The two men fought ferociously, glittering shards of crystal flying through the air as Kabi blocked hit after hit. Kabi gritted his teeth, finding the place of focus as fast as he could, concentrating only on defending himself. Then he was pulled away from the power as the ship rocked.
“Only forty-five seconds to take-off,” pointed out the ship's computer in a droning voice.
“Looks like we don't have much time, Lord Camuse,” said Kabi, playing for seconds as he desperately tried to reach his place of focus again.
Camuse laughed. “Then die!”
He thrust forward, and as soon as he moved, Kabi knew that he'd been caught off guard. He twisted his sword, but with no power and little concentration, he knew that his time had come. Camuse's spear drew closer, moving almost in slow motion, and Kabi grinned, determined to meet death with a smile.
Then the ship rocked again.
Camuse's delicate footwork had left him in an awkward position, balancing on his toes. As the ship jerked, he was pushed forwards by momentum, and Kabi's blade was in just the right position. Camuse screamed in agony as he was impaled on the massive crystal sword. But he was dead before he reached the hilt.
The ship began to shake violently, causing Kabi to drop his weapon. He had little time now. Systems began coming online, electronics flickering and beeping. And then the main display system hissed and blinked, and a familiar face appeared.
“Scorpio. So good to see you again.”
Kabi swore vehemently.
“Now, now, Scorpio,” said the Supreme Emperor, smiling gently. “There's no need for that kind of language. You forced me to do this, after all.” He sighed, a false look of wistfulness on his face. “I shall miss you,” he said. “Goodbye, Scorpio, my brother-in-arms.”
And with that, the ship gave one last violent judder and began to ascend, its thrusters burning into life, pushing up out of the massive hole in the ground.
“Farewell,” whispered Kabi to those he loved best.
The Freedom had sailed to the closest bay possible to the launch site.
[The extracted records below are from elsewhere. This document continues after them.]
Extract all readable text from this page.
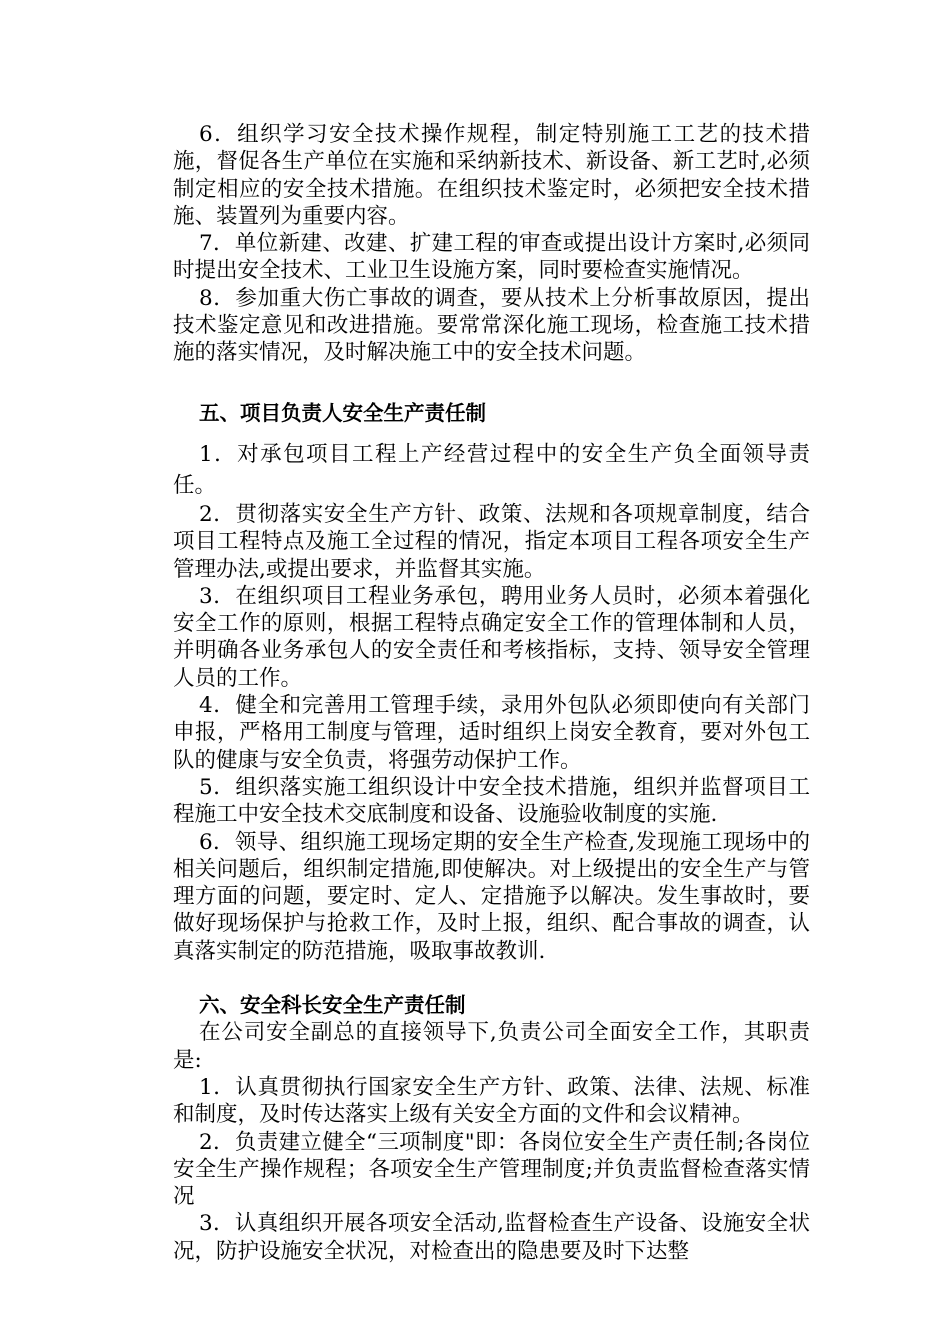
6．组织学习安全技术操作规程，制定特别施工工艺的技术措施，督促各生产单位在实施和采纳新技术、新设备、新工艺时,必须制定相应的安全技术措施。在组织技术鉴定时，必须把安全技术措施、装置列为重要内容。

7．单位新建、改建、扩建工程的审查或提出设计方案时,必须同时提出安全技术、工业卫生设施方案，同时要检查实施情况。

8．参加重大伤亡事故的调查，要从技术上分析事故原因，提出技术鉴定意见和改进措施。要常常深化施工现场，检查施工技术措施的落实情况，及时解决施工中的安全技术问题。

五、项目负责人安全生产责任制

1．对承包项目工程上产经营过程中的安全生产负全面领导责任。

2．贯彻落实安全生产方针、政策、法规和各项规章制度，结合项目工程特点及施工全过程的情况，指定本项目工程各项安全生产管理办法,或提出要求，并监督其实施。

3．在组织项目工程业务承包，聘用业务人员时，必须本着强化安全工作的原则，根据工程特点确定安全工作的管理体制和人员，并明确各业务承包人的安全责任和考核指标，支持、领导安全管理人员的工作。

4．健全和完善用工管理手续，录用外包队必须即使向有关部门申报，严格用工制度与管理，适时组织上岗安全教育，要对外包工队的健康与安全负责，将强劳动保护工作。

5．组织落实施工组织设计中安全技术措施，组织并监督项目工程施工中安全技术交底制度和设备、设施验收制度的实施.

6．领导、组织施工现场定期的安全生产检查,发现施工现场中的相关问题后，组织制定措施,即使解决。对上级提出的安全生产与管理方面的问题，要定时、定人、定措施予以解决。发生事故时，要做好现场保护与抢救工作，及时上报，组织、配合事故的调查，认真落实制定的防范措施，吸取事故教训.

六、安全科长安全生产责任制

在公司安全副总的直接领导下,负责公司全面安全工作，其职责是:

1．认真贯彻执行国家安全生产方针、政策、法律、法规、标准和制度，及时传达落实上级有关安全方面的文件和会议精神。

2．负责建立健全“三项制度"即：各岗位安全生产责任制;各岗位安全生产操作规程；各项安全生产管理制度;并负责监督检查落实情况

3．认真组织开展各项安全活动,监督检查生产设备、设施安全状况，防护设施安全状况，对检查出的隐患要及时下达整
The others had all returned; only Kabi remained on the island. Those standing on the open deck heard the roar of the ship’s launching before they saw it. Then the smooth, sleek shape of the craft slid out of the launch bay and began to rise into the deep blue of the sky. Following it with their eyes, they watched the spaceship fly closer and closer to the sun. And all were watching as it erupted into a fireball.
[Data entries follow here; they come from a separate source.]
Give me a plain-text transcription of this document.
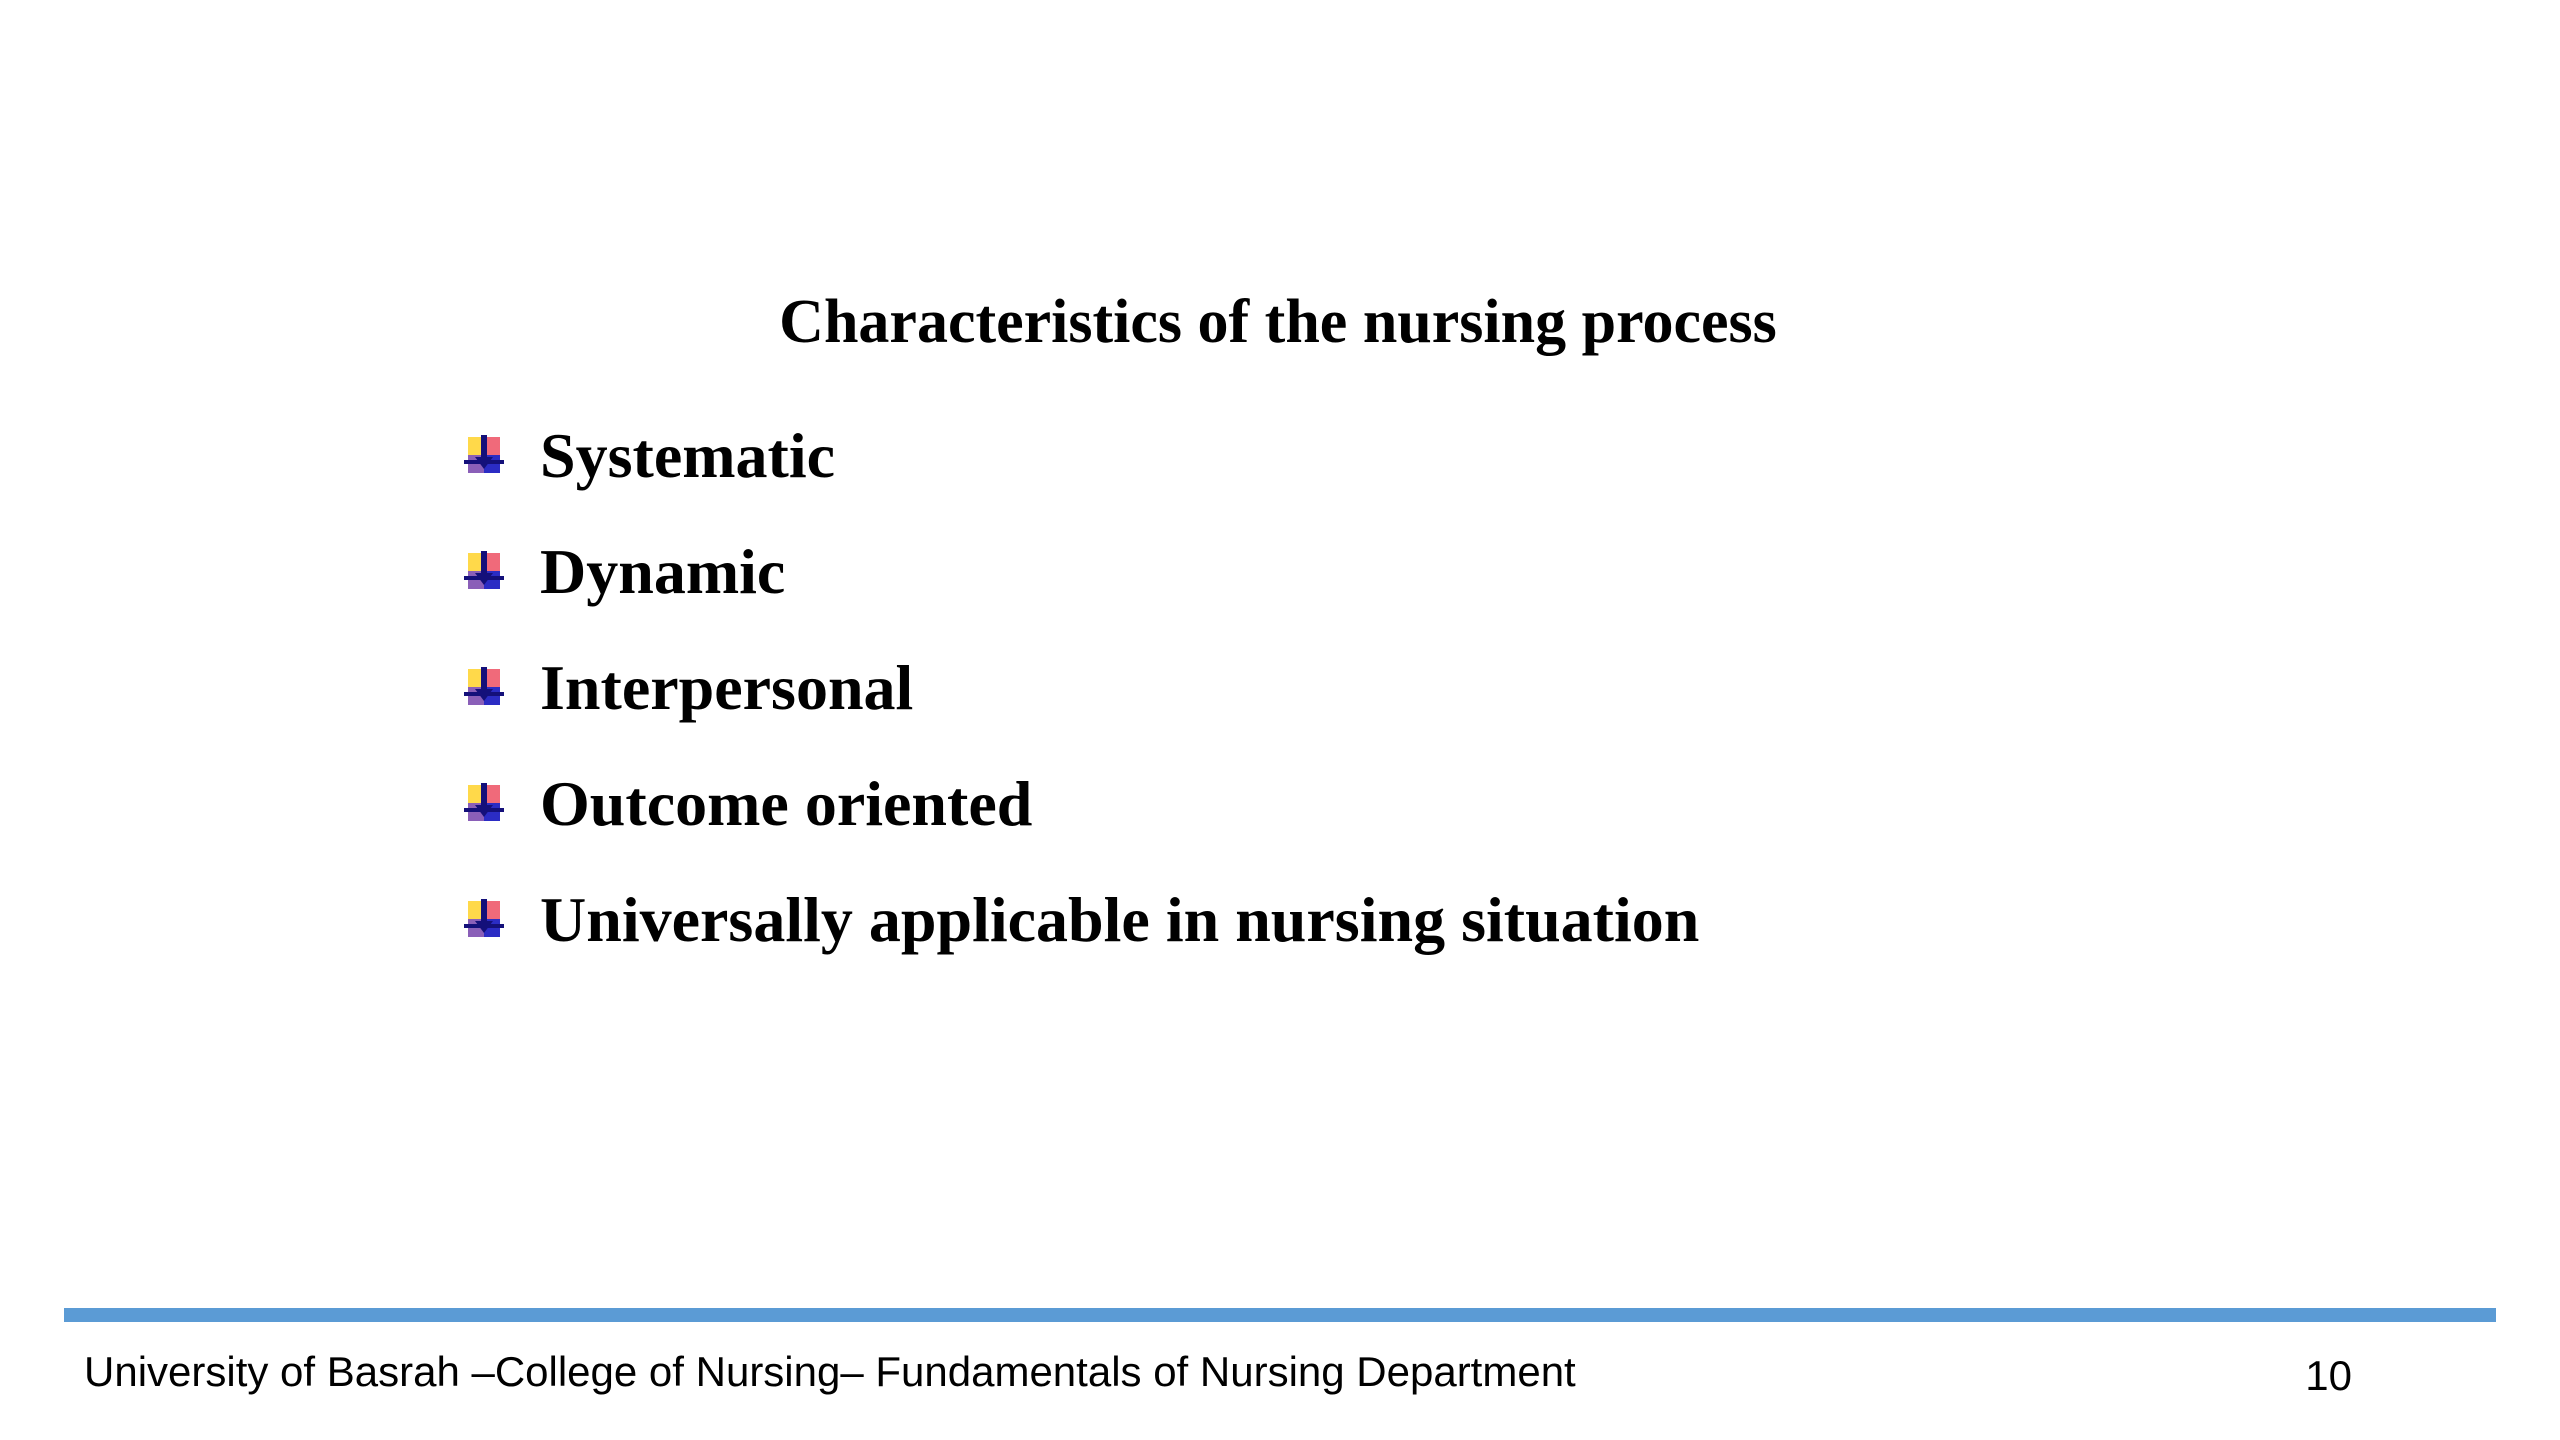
Characteristics of the nursing process
Systematic
Dynamic
Interpersonal
Outcome oriented
Universally applicable in nursing situation
University of Basrah –College of Nursing– Fundamentals of Nursing Department	10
Maicee felt the tears spill down his face and collapsed to his knees, his head in his hands. He knelt, shivering, unable to believe that his uncle was gone. The others bowed their heads in recognition of the price they had paid. The mission was almost over. It had been a success. But KabiOnn had made the ultimate sacrifice.
Gulping in a deep breath and ignoring her tears, Lucia gave the order.
“Set sail for Britannia.”
And the Freedom slowly turned away from New Heaven and pointed itself towards the open sea.